In Sweden, treatment with drugs in this category is recommended for suspected flu in patients who belong to a risk group. Examples of risk groups are people aged 65 and over, individuals with chronic cardiac or pulmonary disease, and those suffering from severe flu.
However, this antiviral treatment is seldom prescribed in primary care, since the drug has been controversial. The reason is the lack of evidence, from independent studies, of its effect in ordinary primary care, and of whether it particularly benefits specific groups of patients.

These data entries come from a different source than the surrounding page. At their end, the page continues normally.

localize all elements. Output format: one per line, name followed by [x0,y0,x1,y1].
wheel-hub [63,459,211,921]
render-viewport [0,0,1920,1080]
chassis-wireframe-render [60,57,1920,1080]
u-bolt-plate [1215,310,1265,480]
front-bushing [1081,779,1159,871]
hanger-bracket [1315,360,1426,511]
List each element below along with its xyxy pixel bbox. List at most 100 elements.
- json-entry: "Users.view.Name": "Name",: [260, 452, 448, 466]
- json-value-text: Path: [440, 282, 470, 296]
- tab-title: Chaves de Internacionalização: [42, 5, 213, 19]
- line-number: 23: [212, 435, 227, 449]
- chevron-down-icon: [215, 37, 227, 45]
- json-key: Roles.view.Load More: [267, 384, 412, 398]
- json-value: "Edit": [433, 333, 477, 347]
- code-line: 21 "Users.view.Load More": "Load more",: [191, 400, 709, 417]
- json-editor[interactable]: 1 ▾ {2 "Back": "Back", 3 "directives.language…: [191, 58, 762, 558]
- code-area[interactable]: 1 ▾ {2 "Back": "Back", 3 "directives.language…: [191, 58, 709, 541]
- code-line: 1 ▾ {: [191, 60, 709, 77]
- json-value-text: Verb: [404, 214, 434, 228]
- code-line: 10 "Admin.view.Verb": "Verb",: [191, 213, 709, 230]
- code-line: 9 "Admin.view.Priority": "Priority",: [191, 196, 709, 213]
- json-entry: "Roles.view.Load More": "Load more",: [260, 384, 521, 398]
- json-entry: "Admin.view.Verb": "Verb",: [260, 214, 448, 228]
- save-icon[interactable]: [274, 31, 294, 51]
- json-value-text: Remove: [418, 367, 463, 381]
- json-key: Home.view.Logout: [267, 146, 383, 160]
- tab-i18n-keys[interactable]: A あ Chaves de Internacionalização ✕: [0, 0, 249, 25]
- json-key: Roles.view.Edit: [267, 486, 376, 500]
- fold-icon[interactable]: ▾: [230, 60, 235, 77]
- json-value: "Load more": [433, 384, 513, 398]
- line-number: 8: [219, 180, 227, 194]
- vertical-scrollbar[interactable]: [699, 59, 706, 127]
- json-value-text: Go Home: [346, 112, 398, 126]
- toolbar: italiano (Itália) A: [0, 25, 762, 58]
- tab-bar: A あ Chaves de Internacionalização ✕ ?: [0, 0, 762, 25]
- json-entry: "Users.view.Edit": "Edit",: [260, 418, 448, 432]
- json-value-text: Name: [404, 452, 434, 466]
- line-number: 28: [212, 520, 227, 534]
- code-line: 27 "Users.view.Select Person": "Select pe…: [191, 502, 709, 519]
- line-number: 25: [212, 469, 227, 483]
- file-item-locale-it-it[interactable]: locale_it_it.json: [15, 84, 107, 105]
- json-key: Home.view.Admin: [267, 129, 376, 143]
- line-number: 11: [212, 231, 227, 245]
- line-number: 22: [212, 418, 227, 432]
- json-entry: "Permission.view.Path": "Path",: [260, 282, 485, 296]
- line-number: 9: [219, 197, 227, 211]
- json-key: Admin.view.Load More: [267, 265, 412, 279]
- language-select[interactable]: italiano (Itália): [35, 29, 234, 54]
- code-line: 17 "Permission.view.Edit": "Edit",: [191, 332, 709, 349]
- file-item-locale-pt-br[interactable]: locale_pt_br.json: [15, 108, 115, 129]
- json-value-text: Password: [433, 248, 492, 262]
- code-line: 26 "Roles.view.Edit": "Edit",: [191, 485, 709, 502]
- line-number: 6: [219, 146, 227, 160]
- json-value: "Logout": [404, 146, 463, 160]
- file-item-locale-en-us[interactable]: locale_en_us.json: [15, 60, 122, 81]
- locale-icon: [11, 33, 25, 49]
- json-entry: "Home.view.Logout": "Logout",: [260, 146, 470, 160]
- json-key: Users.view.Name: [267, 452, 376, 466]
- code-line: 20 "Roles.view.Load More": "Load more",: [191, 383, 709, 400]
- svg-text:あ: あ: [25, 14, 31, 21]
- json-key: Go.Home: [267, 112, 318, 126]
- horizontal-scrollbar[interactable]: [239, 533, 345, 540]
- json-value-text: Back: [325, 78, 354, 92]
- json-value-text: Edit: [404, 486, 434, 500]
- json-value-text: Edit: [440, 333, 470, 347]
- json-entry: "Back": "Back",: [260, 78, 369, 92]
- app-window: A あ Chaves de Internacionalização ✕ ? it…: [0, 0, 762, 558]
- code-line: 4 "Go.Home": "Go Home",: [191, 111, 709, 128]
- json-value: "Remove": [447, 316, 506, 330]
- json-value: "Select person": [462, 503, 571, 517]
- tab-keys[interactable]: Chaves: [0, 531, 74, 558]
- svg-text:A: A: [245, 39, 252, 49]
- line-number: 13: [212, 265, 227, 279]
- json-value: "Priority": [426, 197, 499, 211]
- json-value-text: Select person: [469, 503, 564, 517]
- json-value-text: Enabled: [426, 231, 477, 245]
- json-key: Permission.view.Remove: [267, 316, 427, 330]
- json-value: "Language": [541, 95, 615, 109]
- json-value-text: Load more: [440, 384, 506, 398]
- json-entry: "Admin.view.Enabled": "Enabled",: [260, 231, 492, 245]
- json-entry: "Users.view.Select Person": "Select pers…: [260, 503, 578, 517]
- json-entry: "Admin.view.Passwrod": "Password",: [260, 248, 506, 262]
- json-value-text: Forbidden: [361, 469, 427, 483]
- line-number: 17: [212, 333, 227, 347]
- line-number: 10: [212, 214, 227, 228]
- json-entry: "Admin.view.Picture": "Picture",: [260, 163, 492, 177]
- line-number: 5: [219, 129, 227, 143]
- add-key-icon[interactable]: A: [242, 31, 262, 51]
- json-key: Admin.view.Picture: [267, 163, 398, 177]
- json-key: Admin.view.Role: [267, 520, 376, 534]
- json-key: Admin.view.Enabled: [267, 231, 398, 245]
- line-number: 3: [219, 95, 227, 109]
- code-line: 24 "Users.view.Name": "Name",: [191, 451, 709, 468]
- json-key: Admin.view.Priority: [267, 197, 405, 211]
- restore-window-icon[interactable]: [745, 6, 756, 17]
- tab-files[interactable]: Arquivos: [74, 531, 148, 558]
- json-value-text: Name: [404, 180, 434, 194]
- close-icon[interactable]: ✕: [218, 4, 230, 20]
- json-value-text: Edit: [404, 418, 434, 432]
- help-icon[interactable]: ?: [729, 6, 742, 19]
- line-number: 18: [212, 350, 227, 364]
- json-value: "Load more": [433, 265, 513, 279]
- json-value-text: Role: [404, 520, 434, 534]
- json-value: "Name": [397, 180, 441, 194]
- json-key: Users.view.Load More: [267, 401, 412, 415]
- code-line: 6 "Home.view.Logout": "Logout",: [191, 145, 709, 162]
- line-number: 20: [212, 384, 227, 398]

In the present research, this variation in benefit was the specific aspect studied — on a large scale and with public funding. Over three influenza seasons, patients with flu-like symptoms were recruited. In Sweden, some 70 patients in Southwest Sweden (Västra Götaland and Halland Counties) were involved.
Severely ill gained most
Besides its findings on faster recovery, the study shows that treatment commenced 48–72 hours after onset of illness is as effective as early treatment. Another result is that if one person in a household was treated, other members’ risk of falling ill decreased.
The study confirms previously known side effects of oseltamivir. Nausea and vomiting were more common among those who took the drug. In the researchers’ view, doctors therefore need to weigh up adverse effects against potential advantages in different patient groups.
“For an otherwise healthy teenager, one day more or less probably doesn’t seem to make that much difference. But if the patient is older, has heart failure and is in a bad way with flu, there’s a gain in this. The study provides good support for treating those patients that the guidelines actually say we should treat,” Pär-Daniel Sundvall says.